For me, this is living proof that with well trained and dedicated health workers, the health of communities improves dramatically which further re-enforces my dream to train 1000 more Midwives for Somaliland like Nimco Cabdillahi and the other 200 we have trained during the past decade.

Family Planning is the next concern, so mothers are advised that they should continue to breastfeed for two years in the best interests of the child. While breastfeeding, the woman will not ovulate and so will not become pregnant (although this detail is not stressed). It is true that children spaced further apart will be healthier while the children of a woman who gives birth every year are very likely to be in poor health.

Breast Feeding also reduces the likelihood of pneumonia, malnutrition and diarrhea – which are common causes of infant mortality here.

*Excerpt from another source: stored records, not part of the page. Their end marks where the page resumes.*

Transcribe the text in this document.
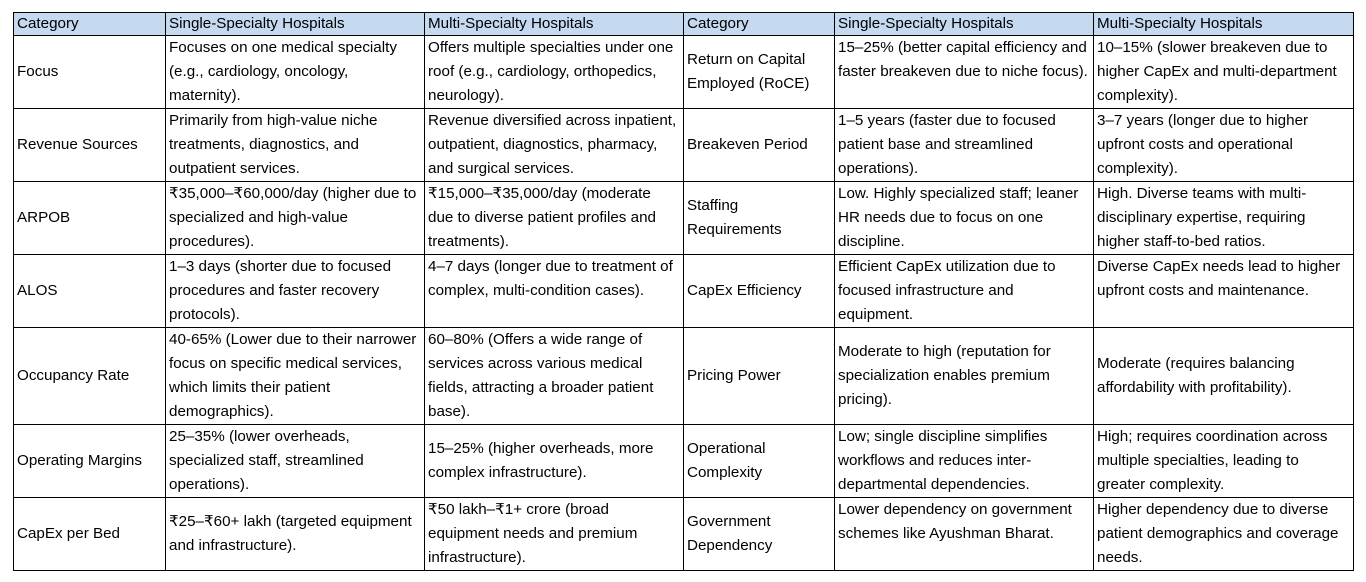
Category	Single-Specialty Hospitals	Multi-Specialty Hospitals	Category	Single-Specialty Hospitals	Multi-Specialty Hospitals
Focus	Focuses on one medical specialty (e.g., cardiology, oncology, maternity).	Offers multiple specialties under one roof (e.g., cardiology, orthopedics, neurology).	Return on Capital Employed (RoCE)	15–25% (better capital efficiency and faster breakeven due to niche focus).	10–15% (slower breakeven due to higher CapEx and multi-department complexity).
Revenue Sources	Primarily from high-value niche treatments, diagnostics, and outpatient services.	Revenue diversified across inpatient, outpatient, diagnostics, pharmacy, and surgical services.	Breakeven Period	1–5 years (faster due to focused patient base and streamlined operations).	3–7 years (longer due to higher upfront costs and operational complexity).
ARPOB	₹35,000–₹60,000/day (higher due to specialized and high-value procedures).	₹15,000–₹35,000/day (moderate due to diverse patient profiles and treatments).	Staffing Requirements	Low. Highly specialized staff; leaner HR needs due to focus on one discipline.	High. Diverse teams with multi-disciplinary expertise, requiring higher staff-to-bed ratios.
ALOS	1–3 days (shorter due to focused procedures and faster recovery protocols).	4–7 days (longer due to treatment of complex, multi-condition cases).	CapEx Efficiency	Efficient CapEx utilization due to focused infrastructure and equipment.	Diverse CapEx needs lead to higher upfront costs and maintenance.
Occupancy Rate	40-65% (Lower due to their narrower focus on specific medical services, which limits their patient demographics).	60–80% (Offers a wide range of services across various medical fields, attracting a broader patient base).	Pricing Power	Moderate to high (reputation for specialization enables premium pricing).	Moderate (requires balancing affordability with profitability).
Operating Margins	25–35% (lower overheads, specialized staff, streamlined operations).	15–25% (higher overheads, more complex infrastructure).	Operational Complexity	Low; single discipline simplifies workflows and reduces inter-departmental dependencies.	High; requires coordination across multiple specialties, leading to greater complexity.
CapEx per Bed	₹25–₹60+ lakh (targeted equipment and infrastructure).	₹50 lakh–₹1+ crore (broad equipment needs and premium infrastructure).	Government Dependency	Lower dependency on government schemes like Ayushman Bharat.	Higher dependency due to diverse patient demographics and coverage needs.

Birth Control which we call Child Spacing is available but most are reluctant to use it. Women are offered an injection which prevents pregnancy for three months. Husbands are more often resistant to birth control than are the women, but Nimco says that it “never happens” that a woman would go behind her husband’s back and ask for the injection. In Balligubadle, there is one woman with 14 children, one of whom was delivered at Edna Hospital by C-section.

Hygiene and Sanitation are encouraged. Women are taught to avoid bad water and provided with chlorine tablets. They understand and appreciate this assistance, which works. Mother Child Health (MCH) – teaches about sanitation.

Food Supplements are given as the traditional diet is very poor. Many people consume little else but rice and tea. They are encouraged to eat more vegetables, meat and eggs; and to give their children milk from camels and goats. The World Food Program (WFP) supplies prepared rations in the schools. In rural areas, the dry form is provided and the recipients prepare and cook it at home.

Ethiopians cross the border because this is the nearest available medical care. They speak a mix of Somali and Ethiopian but Nimco is usually always able to communicate with them. The great majority of Ethiopians arriving at the hospital are women.

Maternity Kits include a variety of supplies: Catheters, IV saline, antibiotic injections, anti-convulsion, eclampsia drugs, IV line insert, syringes, 8 types of scissors minimum, gloves, vacuum with which to pull on head and suction bulbs for clearing the airway of the newborn.